Days in St. Vincent & The Grenadines consist of lazing along white-sand beaches, exploring coral reefs, and day-tripping to the Grenadines’ rural islands and cays. As the island celebrates 36 years of Independence, the National Weekly explores the sunny island and what it has to offer to locals and tourists.
Not the first thing you would think of when you hear the word “macaroni”, however Macaroni Beach is just as pleasurable as would be any macaroni and cheese dish.This isolated strip of sand along the island’s eastern shoreline makes an idyllic spot for sun-seekers and surfers.
St. Vincent doesn’t hold the renowned title of “Critter Capital of the Caribbean” for nothing. Diving is one of the activities for which this island is well known.

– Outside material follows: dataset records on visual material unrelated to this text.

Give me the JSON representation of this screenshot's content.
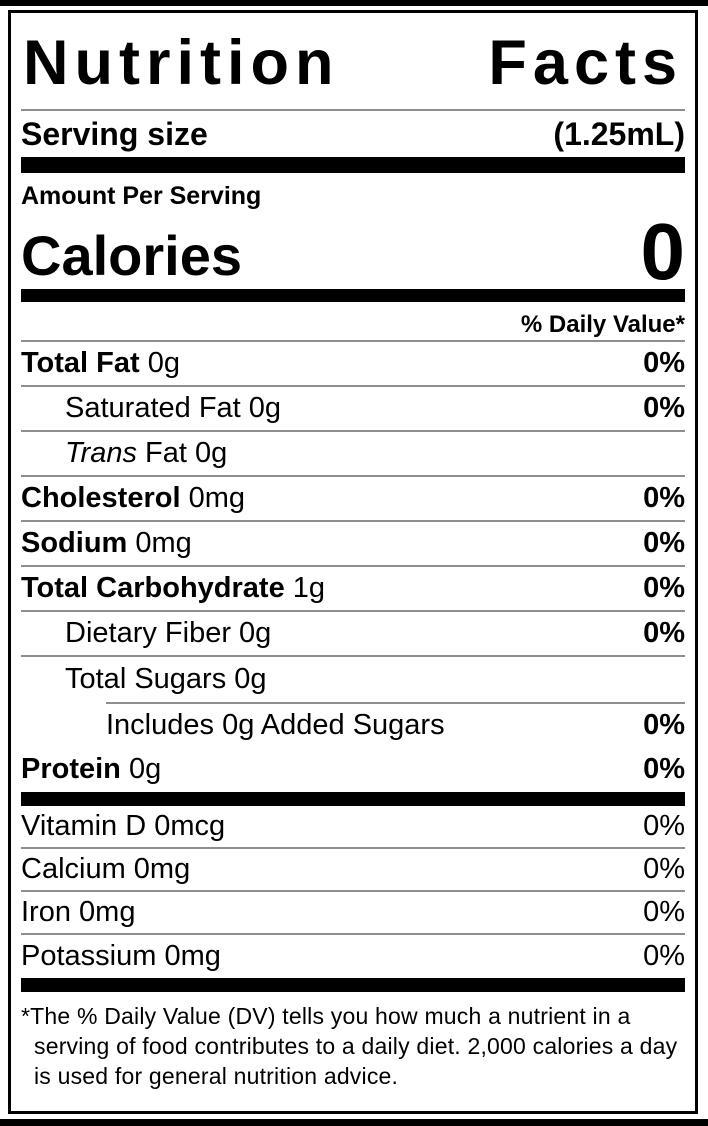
{
  "label": {
    "title_left": "Nutrition",
    "title_right": "Facts",
    "serving": {
      "label": "Serving size",
      "value": "(1.25mL)"
    },
    "amount_per_serving": "Amount Per Serving",
    "calories": {
      "label": "Calories",
      "value": "0"
    },
    "daily_value_header": "% Daily Value*",
    "nutrients": [
      {
        "bold": "Total Fat",
        "italic": "",
        "rest": " 0g",
        "dv": "0%"
      },
      {
        "bold": "",
        "italic": "",
        "rest": "Saturated Fat 0g",
        "dv": "0%"
      },
      {
        "bold": "",
        "italic": "Trans",
        "rest": " Fat 0g",
        "dv": ""
      },
      {
        "bold": "Cholesterol",
        "italic": "",
        "rest": " 0mg",
        "dv": "0%"
      },
      {
        "bold": "Sodium",
        "italic": "",
        "rest": " 0mg",
        "dv": "0%"
      },
      {
        "bold": "Total Carbohydrate",
        "italic": "",
        "rest": " 1g",
        "dv": "0%"
      },
      {
        "bold": "",
        "italic": "",
        "rest": "Dietary Fiber 0g",
        "dv": "0%"
      },
      {
        "bold": "",
        "italic": "",
        "rest": "Total Sugars 0g",
        "dv": ""
      },
      {
        "bold": "",
        "italic": "",
        "rest": "Includes 0g Added Sugars",
        "dv": "0%"
      },
      {
        "bold": "Protein",
        "italic": "",
        "rest": " 0g",
        "dv": "0%"
      }
    ],
    "vitamins": [
      {
        "name": "Vitamin D 0mcg",
        "dv": "0%"
      },
      {
        "name": "Calcium 0mg",
        "dv": "0%"
      },
      {
        "name": "Iron 0mg",
        "dv": "0%"
      },
      {
        "name": "Potassium 0mg",
        "dv": "0%"
      }
    ],
    "footnote": "*The % Daily Value (DV) tells you how much a nutrient in a serving of food contributes to a daily diet. 2,000 calories a day is used for general nutrition advice.",
    "colors": {
      "ink": "#000000",
      "hairline": "#8e8e8e",
      "background": "#ffffff"
    }
  }
}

The sea grass and boulders of Critter Corner—which hugs Indian Bay Beach’s sugary sands located to the south of Kingstown—are home to a wide variety of fish which makes it the perfect spot to go scuba diving and snorkeling.

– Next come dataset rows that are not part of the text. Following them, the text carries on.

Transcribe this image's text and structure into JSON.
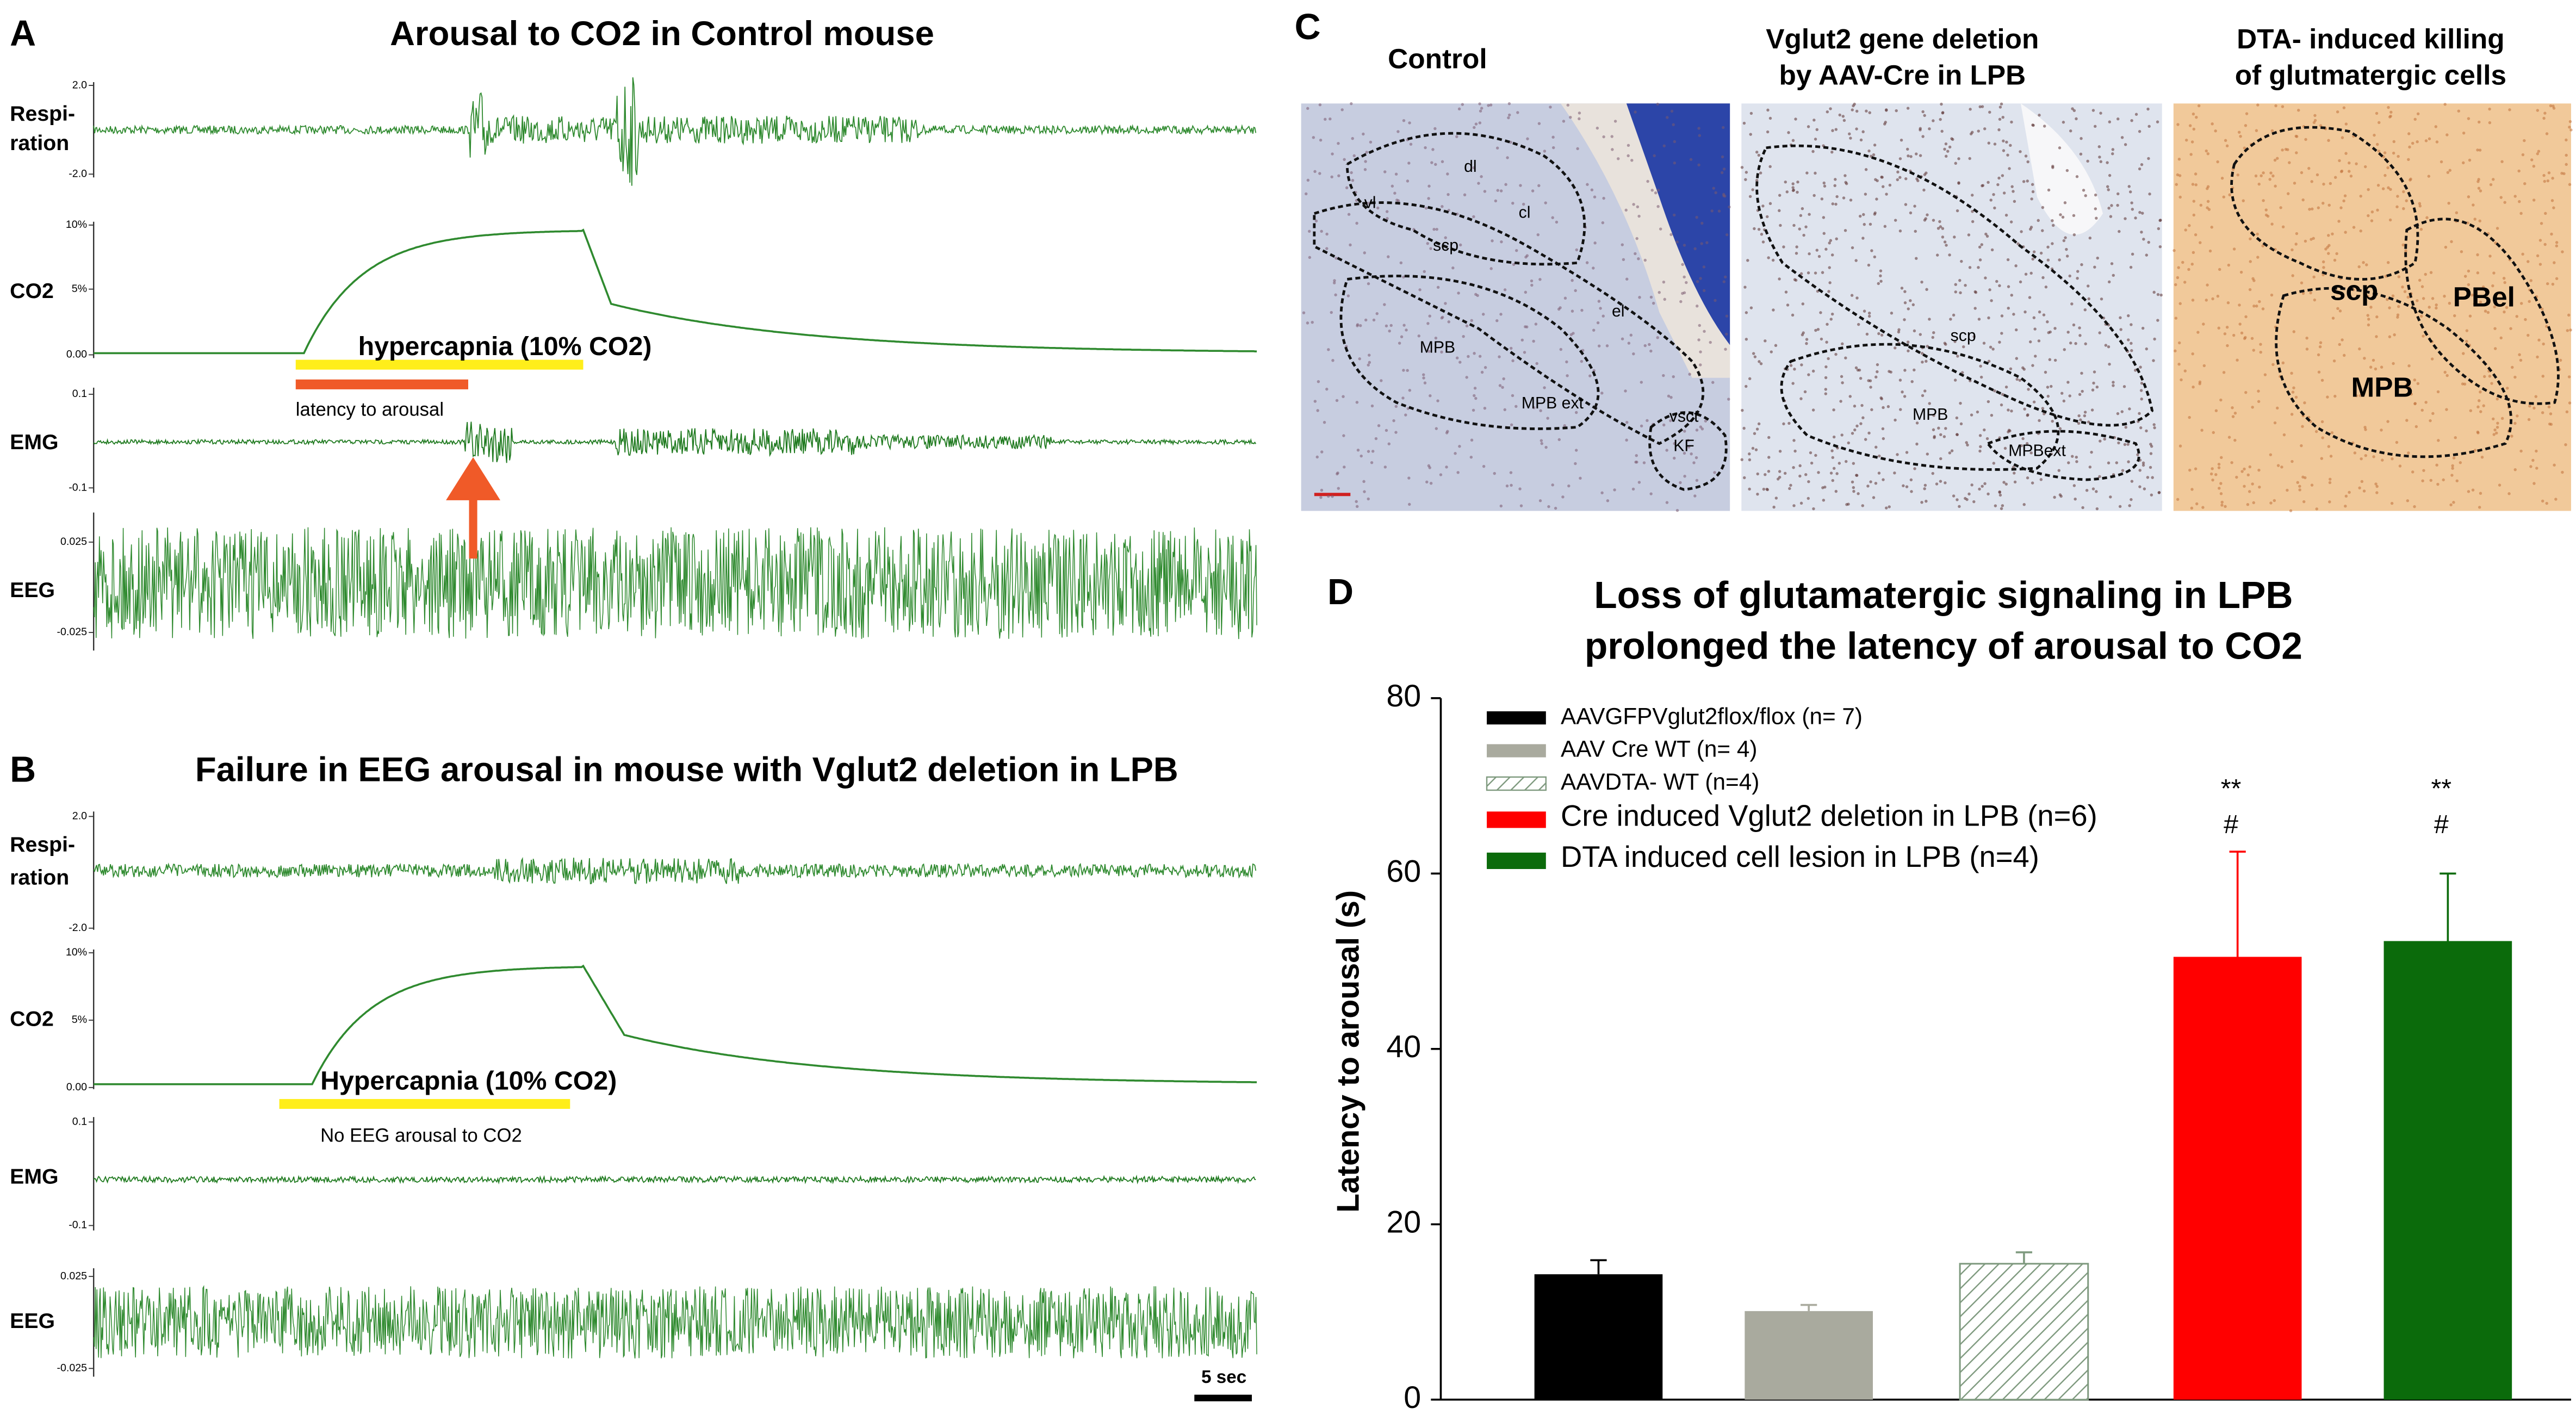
{
  "panel_a": {
    "label": "A",
    "title": "Arousal to CO2 in Control mouse",
    "channels": [
      {
        "name": [
          "Respi-",
          "ration"
        ],
        "ticks": [
          "2.0",
          "-2.0"
        ]
      },
      {
        "name": [
          "CO2"
        ],
        "ticks": [
          "10%",
          "5%",
          "0.00"
        ]
      },
      {
        "name": [
          "EMG"
        ],
        "ticks": [
          "0.1",
          "-0.1"
        ]
      },
      {
        "name": [
          "EEG"
        ],
        "ticks": [
          "0.025",
          "-0.025"
        ]
      }
    ],
    "stimulus": "hypercapnia (10% CO2)",
    "note": "latency to arousal"
  },
  "panel_b": {
    "label": "B",
    "title": "Failure in EEG arousal in mouse with Vglut2 deletion in LPB",
    "channels": [
      {
        "name": [
          "Respi-",
          "ration"
        ],
        "ticks": [
          "2.0",
          "-2.0"
        ]
      },
      {
        "name": [
          "CO2"
        ],
        "ticks": [
          "10%",
          "5%",
          "0.00"
        ]
      },
      {
        "name": [
          "EMG"
        ],
        "ticks": [
          "0.1",
          "-0.1"
        ]
      },
      {
        "name": [
          "EEG"
        ],
        "ticks": [
          "0.025",
          "-0.025"
        ]
      }
    ],
    "stimulus": "Hypercapnia (10% CO2)",
    "note": "No EEG arousal to CO2",
    "scale_bar": "5 sec"
  },
  "panel_c": {
    "label": "C",
    "images": [
      {
        "title": [
          "Control"
        ],
        "regions": [
          "dl",
          "vl",
          "cl",
          "scp",
          "el",
          "MPB",
          "MPB ext",
          "vsct",
          "KF"
        ]
      },
      {
        "title": [
          "Vglut2 gene deletion",
          "by AAV-Cre in LPB"
        ],
        "regions": [
          "scp",
          "MPB",
          "MPBext"
        ]
      },
      {
        "title": [
          "DTA- induced killing",
          "of glutmatergic cells"
        ],
        "regions": [
          "scp",
          "PBel",
          "MPB"
        ]
      }
    ]
  },
  "chart_data": {
    "label": "D",
    "type": "bar",
    "title": [
      "Loss of glutamatergic signaling in LPB",
      "prolonged the latency of arousal to CO2"
    ],
    "ylabel": "Latency to arousal (s)",
    "ylim": [
      0,
      80
    ],
    "yticks": [
      0,
      20,
      40,
      60,
      80
    ],
    "series": [
      {
        "name": "AAVGFPVglut2flox/flox (n= 7)",
        "color": "#000000",
        "values": [
          14.3
        ],
        "errors": [
          1.6
        ]
      },
      {
        "name": "AAV Cre WT (n= 4)",
        "color": "#a9aa9e",
        "values": [
          10.1
        ],
        "errors": [
          0.7
        ]
      },
      {
        "name": "AAVDTA- WT (n=4)",
        "color": "#7f9a7f",
        "hatch": true,
        "values": [
          15.5
        ],
        "errors": [
          1.3
        ]
      },
      {
        "name": "Cre induced Vglut2 deletion in LPB (n=6)",
        "color": "#ff0000",
        "values": [
          50.5
        ],
        "errors": [
          12.0
        ],
        "annotations": [
          "**",
          "#"
        ]
      },
      {
        "name": "DTA induced cell lesion in LPB (n=4)",
        "color": "#0b6b0b",
        "values": [
          52.3
        ],
        "errors": [
          7.7
        ],
        "annotations": [
          "**",
          "#"
        ]
      }
    ]
  }
}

Pirates of the Caribbean fans looking to retrace Captain Jack Sparrow’s footsteps from the opening scenes of “The Curse of the Black Pearl” should head straight to Wallilabou Bay. Leftover film sets preside over Waillilabou Bay today, allowing visitors to explore the filming location of the first part of the series. Once you’ve snapped pictures of the sites’ cannons and docks, you can sunbathe, swim, or grab some grub at the Wallilaou Anchorage, a popular hotel and restaurant located on the bay.

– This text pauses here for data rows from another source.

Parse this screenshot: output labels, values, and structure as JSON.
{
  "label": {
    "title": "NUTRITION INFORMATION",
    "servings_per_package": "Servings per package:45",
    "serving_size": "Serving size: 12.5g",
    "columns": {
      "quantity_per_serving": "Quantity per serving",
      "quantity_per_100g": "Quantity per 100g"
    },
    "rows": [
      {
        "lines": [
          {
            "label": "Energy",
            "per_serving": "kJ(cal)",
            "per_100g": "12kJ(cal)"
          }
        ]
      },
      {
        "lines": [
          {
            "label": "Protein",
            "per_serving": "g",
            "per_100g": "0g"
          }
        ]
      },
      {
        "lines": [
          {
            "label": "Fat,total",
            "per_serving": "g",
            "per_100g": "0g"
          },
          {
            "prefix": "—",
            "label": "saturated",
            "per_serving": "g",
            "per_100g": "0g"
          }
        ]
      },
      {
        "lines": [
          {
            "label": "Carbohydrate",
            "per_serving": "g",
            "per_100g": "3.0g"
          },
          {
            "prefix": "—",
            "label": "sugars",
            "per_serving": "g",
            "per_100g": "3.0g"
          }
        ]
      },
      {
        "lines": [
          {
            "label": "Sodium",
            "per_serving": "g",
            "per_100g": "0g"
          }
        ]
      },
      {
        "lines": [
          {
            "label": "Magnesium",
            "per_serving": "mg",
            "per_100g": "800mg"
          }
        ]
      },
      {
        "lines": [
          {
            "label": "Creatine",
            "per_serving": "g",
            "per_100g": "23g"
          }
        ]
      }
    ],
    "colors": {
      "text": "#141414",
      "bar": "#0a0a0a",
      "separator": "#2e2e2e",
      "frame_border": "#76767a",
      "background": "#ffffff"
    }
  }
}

Located in the mountains above the Mesopotamia Valley, lies this estate blessed with the volcanic fertile soil and frequent rainfall. There you will find an array of exotic flowers, spices and plants interspersed with green foliage in an environment which is cool, misty and quiet. The gardens are opened to the public during the weekdays from 9 – 5 pm between the months of December and August.
La Soufriere is a massive active volcano that takes up the northern third of the island of St. Vincent. The volcano, which name comes from the french word soufre, which means sulphur, rises majestically over 4000 feet and last erupted in April 1979. A guided tour to La Soufriere volcano is a rigorous, uphill hike which takes you along the picturesque windward coast of the island to the crater, which can then continue down the west coast (along the Leeward side) terminating in the valley of Chateaubelair.